The integral imaging method is attracting a great deal of interest among 3D imaging techniques as it provides full parallax and continuous viewing points [1-7]. An integral imaging system consists of two processes: pickup and display. In the pickup process, a lenslet array is used to capture the light rays emanating from 3D objects. Light rays that pass through each lenslet are recorded by using a two-dimensional image sensor, such as a charge coupled device (CCD). The captured information is known as elemental image array (EIA) which is the demagnified images of difference perspectives. In order to reconstruct 3D images from EIA, we perform the reverse process by propagating the rays from EIA through a similar lenslet array used in pickup process.

When a 3D object is reconstructed from EIA, we can use the computational reconstruction technique for some applications such as 3D visualization and depth extraction. Until now, there have been a number of computational reconstruction techniques reported [8-17]. The most noticeable computational reconstruction technique is the volumetric computational reconstruction (VCR) technique which makes use of all the elemental image information to reconstruct 3D images at any arbitrary distance [10-17]. The VCR has an advantage of freely generating the volumetric information of the reconstructed image without optical devices.

Based on VCR, a computational integral imaging (CII) has been introduced for 3D recognition of partially occluded objects [16,17]. The CII system is shown in Fig. 1. It is composed of optical pickup and VCR based on the pinhole-array model. As shown in Fig. 1(a), 3D object is picked up by a lenslet array and then recorded by a CCD camera as EIA. The VCR method based on pinhole array model is shown in Fig. 1(b). In the VCR process, the EIA is digitally reconstructed by using a computer where 3D images can be easily reconstructed at any output planes. As shown in Fig. 1(b), the EIA is mapped on the image plane inversely through each pinhole. The EIA is magnified as much as a ratio of z/g, where z is the distance between the reconstruction image plane and the virtual pinhole array and g is the distance between the EIA and the virtual pinhole array. Each magnified elemental image is overlapped each other and the reconstructed 3D images are finally produced at the reconstruction output plane. The basic principle of CII for partially occluded 3D object is to produce 3D volumetric reconstructed images and correlate with original 3D object. Therefore, the recognition performance depends on how well the 3D images are reconstructed.

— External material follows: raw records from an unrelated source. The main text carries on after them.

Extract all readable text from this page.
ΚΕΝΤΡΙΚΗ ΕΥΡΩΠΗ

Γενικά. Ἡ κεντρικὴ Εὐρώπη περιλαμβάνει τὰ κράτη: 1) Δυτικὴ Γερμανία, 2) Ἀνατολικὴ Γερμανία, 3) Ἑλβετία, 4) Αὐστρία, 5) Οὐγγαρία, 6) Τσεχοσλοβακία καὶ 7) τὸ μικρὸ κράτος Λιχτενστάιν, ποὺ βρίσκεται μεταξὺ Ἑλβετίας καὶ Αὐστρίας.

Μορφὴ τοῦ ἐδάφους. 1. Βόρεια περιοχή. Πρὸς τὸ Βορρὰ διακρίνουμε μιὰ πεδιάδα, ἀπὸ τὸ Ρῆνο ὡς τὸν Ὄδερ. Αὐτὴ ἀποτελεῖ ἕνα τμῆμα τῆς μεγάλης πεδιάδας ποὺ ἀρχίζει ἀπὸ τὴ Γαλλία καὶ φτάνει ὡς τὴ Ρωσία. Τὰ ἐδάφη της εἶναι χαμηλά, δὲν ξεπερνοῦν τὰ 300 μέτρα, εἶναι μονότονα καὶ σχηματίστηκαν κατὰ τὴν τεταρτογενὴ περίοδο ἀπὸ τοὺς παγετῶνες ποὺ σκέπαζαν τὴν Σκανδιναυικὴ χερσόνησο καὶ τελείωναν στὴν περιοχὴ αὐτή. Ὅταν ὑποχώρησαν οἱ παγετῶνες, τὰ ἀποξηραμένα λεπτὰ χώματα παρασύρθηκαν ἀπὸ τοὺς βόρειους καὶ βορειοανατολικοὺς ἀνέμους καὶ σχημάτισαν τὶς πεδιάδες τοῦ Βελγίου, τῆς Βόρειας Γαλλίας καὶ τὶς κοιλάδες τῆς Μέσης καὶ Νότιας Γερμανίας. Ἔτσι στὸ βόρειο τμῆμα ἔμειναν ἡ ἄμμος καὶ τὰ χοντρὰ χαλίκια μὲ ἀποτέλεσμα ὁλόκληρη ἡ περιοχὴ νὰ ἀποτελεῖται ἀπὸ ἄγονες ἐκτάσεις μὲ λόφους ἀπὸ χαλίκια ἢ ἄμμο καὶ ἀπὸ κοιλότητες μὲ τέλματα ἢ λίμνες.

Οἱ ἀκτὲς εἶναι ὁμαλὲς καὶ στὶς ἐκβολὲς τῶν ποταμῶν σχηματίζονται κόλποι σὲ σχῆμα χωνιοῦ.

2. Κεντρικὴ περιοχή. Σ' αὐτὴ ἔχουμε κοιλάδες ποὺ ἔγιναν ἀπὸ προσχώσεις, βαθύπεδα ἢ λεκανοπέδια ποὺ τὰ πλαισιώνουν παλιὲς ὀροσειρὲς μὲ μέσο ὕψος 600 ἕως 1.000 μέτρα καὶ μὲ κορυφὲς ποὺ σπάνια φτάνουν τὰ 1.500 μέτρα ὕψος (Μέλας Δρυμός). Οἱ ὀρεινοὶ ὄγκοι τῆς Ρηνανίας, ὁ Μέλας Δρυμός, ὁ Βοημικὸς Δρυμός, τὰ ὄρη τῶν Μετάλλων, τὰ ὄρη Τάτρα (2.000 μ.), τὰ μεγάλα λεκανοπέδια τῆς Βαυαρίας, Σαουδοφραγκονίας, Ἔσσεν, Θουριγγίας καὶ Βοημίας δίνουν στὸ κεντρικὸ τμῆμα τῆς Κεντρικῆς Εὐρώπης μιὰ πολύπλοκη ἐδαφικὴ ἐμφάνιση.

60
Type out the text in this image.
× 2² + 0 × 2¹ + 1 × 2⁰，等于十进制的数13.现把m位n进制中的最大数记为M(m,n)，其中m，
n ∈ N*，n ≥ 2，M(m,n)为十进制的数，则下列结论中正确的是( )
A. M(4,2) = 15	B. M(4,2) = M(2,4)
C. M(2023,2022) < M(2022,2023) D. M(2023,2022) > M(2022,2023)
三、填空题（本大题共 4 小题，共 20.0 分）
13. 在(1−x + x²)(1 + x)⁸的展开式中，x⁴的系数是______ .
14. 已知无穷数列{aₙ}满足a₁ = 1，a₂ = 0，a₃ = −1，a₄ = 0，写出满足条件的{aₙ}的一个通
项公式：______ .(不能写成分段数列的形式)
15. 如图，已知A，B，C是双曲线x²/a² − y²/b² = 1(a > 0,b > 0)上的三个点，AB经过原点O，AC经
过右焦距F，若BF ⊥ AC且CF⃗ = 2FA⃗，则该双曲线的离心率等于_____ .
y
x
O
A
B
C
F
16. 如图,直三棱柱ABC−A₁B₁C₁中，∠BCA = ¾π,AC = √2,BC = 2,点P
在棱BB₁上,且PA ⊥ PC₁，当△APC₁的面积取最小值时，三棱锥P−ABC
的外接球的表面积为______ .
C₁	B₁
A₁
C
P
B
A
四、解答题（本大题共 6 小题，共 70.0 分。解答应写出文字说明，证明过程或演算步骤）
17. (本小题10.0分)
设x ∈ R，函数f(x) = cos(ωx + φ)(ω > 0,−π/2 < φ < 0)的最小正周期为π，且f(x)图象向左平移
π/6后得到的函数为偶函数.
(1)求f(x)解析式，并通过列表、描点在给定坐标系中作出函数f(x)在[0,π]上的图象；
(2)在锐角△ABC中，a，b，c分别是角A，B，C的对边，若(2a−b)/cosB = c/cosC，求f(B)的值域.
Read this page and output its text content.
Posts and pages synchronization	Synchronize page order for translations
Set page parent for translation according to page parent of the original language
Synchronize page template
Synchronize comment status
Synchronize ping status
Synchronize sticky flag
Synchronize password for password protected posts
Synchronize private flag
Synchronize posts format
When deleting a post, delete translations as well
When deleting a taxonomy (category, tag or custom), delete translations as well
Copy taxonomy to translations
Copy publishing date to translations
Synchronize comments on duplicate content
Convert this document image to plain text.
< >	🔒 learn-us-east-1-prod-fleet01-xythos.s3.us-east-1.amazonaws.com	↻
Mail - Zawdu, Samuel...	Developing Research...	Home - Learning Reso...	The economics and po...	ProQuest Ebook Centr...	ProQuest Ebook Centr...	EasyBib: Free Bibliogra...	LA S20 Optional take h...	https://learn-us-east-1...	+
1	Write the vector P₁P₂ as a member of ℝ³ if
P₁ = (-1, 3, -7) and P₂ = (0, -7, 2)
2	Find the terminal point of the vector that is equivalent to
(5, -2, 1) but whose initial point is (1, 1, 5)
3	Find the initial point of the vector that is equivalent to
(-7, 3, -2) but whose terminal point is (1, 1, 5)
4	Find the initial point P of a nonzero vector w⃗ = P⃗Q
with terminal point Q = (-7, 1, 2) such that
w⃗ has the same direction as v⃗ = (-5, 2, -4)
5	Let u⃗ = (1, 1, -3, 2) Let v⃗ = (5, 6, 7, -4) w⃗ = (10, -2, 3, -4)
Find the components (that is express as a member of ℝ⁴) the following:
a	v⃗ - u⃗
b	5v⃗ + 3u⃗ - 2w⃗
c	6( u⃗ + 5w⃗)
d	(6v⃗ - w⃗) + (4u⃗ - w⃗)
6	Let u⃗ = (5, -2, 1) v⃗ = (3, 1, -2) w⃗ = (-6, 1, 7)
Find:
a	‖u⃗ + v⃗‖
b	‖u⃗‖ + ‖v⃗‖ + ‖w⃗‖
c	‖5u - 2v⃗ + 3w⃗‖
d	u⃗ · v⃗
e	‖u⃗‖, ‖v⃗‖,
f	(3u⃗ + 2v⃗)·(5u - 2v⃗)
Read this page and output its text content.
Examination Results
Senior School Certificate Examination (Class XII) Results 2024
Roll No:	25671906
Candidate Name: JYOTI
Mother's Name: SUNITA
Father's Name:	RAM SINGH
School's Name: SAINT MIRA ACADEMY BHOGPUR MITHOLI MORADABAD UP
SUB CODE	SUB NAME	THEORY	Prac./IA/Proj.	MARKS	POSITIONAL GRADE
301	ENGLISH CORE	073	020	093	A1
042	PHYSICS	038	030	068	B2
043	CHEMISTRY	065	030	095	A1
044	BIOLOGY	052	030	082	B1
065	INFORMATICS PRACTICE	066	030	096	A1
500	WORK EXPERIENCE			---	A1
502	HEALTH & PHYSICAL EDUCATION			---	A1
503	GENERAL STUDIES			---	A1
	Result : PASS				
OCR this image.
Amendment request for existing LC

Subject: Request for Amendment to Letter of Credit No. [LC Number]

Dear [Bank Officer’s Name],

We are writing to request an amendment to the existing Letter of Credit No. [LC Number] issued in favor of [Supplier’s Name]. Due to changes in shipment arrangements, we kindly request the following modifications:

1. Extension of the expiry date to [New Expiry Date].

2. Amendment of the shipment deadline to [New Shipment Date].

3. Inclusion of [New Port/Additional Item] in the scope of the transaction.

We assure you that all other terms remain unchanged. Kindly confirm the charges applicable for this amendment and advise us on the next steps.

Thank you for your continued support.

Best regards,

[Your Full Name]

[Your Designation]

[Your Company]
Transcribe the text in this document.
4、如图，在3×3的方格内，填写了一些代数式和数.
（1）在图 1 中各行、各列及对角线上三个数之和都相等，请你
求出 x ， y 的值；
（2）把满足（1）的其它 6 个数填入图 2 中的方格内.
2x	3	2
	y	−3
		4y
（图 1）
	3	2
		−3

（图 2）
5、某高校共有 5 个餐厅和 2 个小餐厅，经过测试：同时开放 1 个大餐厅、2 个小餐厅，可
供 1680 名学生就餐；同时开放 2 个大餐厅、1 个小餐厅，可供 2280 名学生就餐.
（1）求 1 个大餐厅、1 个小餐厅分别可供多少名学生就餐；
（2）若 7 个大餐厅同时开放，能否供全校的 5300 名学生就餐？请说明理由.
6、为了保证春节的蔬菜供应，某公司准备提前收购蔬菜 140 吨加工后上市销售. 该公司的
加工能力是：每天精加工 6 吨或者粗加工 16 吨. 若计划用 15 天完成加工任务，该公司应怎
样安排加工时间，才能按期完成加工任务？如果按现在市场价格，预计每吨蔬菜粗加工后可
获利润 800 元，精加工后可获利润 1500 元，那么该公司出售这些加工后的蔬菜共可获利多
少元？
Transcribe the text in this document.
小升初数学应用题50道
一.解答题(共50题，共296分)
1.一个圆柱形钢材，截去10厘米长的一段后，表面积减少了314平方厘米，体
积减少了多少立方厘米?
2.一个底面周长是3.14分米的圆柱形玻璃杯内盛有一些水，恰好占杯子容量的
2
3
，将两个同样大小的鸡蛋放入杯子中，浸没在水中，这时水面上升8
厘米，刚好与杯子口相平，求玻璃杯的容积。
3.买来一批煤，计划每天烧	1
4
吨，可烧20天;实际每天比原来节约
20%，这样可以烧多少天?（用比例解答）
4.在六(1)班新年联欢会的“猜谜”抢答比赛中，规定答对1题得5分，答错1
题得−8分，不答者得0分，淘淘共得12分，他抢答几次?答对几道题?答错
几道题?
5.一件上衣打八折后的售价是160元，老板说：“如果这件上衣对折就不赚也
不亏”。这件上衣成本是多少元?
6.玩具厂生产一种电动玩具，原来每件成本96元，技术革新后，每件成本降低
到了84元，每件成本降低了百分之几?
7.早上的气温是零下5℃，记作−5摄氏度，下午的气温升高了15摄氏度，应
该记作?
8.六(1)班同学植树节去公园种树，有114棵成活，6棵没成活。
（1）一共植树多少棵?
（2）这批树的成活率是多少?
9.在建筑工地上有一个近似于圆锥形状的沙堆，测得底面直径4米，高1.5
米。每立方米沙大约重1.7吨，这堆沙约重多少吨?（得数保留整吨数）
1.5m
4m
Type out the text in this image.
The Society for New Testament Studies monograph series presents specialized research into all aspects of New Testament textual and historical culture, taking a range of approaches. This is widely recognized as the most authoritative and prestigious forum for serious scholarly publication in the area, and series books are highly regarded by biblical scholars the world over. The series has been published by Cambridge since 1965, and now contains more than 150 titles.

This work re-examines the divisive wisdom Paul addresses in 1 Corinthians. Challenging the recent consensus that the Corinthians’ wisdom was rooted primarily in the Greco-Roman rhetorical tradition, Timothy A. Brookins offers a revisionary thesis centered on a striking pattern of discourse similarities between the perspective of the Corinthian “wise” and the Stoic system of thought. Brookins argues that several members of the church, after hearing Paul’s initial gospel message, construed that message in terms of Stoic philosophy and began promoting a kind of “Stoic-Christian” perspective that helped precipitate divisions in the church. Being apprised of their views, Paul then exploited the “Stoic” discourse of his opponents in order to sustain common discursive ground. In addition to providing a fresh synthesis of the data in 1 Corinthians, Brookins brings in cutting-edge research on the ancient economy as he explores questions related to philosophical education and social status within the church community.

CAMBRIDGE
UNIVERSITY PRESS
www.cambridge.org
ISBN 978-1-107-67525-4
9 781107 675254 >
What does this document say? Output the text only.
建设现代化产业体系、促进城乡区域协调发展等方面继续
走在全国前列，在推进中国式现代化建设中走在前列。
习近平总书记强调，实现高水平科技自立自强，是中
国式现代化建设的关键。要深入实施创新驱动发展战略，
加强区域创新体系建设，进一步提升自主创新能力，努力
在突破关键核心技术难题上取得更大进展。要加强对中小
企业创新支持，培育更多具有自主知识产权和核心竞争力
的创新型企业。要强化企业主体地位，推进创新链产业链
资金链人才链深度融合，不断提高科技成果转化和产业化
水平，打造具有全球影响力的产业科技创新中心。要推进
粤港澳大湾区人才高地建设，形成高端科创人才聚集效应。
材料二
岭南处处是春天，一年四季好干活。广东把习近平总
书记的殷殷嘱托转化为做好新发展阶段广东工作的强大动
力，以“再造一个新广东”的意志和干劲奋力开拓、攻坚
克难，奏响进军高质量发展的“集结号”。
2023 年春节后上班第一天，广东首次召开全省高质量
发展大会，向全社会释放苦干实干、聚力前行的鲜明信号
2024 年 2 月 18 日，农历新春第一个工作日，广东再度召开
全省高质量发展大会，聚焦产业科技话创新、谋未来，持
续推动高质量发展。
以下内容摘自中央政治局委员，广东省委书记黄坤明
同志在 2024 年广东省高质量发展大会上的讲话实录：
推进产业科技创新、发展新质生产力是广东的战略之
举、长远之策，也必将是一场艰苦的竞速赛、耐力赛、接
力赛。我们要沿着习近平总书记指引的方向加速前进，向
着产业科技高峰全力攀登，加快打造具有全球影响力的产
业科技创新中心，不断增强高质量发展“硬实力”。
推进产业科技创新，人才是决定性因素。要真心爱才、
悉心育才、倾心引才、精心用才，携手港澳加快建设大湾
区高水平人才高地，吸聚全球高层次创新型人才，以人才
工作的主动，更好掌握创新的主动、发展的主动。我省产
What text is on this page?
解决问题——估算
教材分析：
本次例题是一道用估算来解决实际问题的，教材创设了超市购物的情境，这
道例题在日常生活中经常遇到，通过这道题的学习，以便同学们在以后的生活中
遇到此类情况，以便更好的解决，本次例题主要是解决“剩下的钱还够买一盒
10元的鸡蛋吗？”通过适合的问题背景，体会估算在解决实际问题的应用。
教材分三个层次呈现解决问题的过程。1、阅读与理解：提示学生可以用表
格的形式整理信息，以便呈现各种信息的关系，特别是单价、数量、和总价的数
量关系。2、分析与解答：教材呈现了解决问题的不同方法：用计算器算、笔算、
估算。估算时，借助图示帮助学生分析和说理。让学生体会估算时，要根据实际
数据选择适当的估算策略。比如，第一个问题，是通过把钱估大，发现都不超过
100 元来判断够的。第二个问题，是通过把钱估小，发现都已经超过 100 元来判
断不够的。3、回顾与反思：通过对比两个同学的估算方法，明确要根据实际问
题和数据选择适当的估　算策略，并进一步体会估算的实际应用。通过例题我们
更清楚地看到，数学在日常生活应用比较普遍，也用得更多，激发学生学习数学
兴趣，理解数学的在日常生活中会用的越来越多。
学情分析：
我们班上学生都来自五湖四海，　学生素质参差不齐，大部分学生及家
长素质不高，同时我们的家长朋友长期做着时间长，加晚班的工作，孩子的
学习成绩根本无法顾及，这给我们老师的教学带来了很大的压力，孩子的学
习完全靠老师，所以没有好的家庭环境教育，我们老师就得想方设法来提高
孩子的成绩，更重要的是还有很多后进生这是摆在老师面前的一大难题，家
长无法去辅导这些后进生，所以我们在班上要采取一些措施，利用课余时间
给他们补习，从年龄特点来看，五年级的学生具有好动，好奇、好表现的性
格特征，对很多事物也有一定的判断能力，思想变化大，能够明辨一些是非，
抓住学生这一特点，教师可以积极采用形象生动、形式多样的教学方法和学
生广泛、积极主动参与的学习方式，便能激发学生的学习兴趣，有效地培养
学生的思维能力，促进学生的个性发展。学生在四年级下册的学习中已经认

In the reconstruction of a partially occluded 3D object using CII, occlusion seriously degrades the resolution of reconstructed images because it hides the 3D object to be recognized. In this paper, to overcome this problem, we propose an occlusion removal method of partially occluded 3D object in CII. In the proposed method, EIA is transformed into sub-image domain and we remove occlusion into the sub-image array by using a sub-image block matching. Then, 3D images are reconstructed with VCR. To show the usefulness of the proposed method we carry out some experiments and the results are presented.

 figure: Fig. 1.

Fig. 1. Concept of integral imaging (a) Pickup (b) Computational reconstruction.

Download Full Size | PDF

2. CII system for partial occluded object recognition

The principle of partially occluded 3D object recognition using CII is that it is possible to obtain the reconstruction of the 3D plane image of interest. The whole recognition system is composed of two steps as shown in Fig. 2 [16,17]. The first step is to extract a template image for 3D object to be recognized and the second step is to recognize target objects by using the template.

In the first step of CII system as depicted in Fig. 2(a), the recognized 3D object is picked up by a lenslet array and then recorded by a CCD camera. Here the recorded images are referred as the reference EIA in which each elemental image has particular perspective information about the 3D object. Next, the reference EIA is used to reconstruct 3D image digitally at the known distance where the 3D object was located. The reconstructed image of the reference EIA is called the template which is stored in a computer memory for the second step.

On the other hand, in the second step as shown in Fig. 2(b), target objects having occlusion and the 3D objects are recorded as the target EIA. Using VCR of Fig. 1(b), the target output image is reconstructed at the distance of the 3D object. Once an output image is obtained, the correlation process can be performed between the template and the output image. From the correlation results, 3D object recognition can be done.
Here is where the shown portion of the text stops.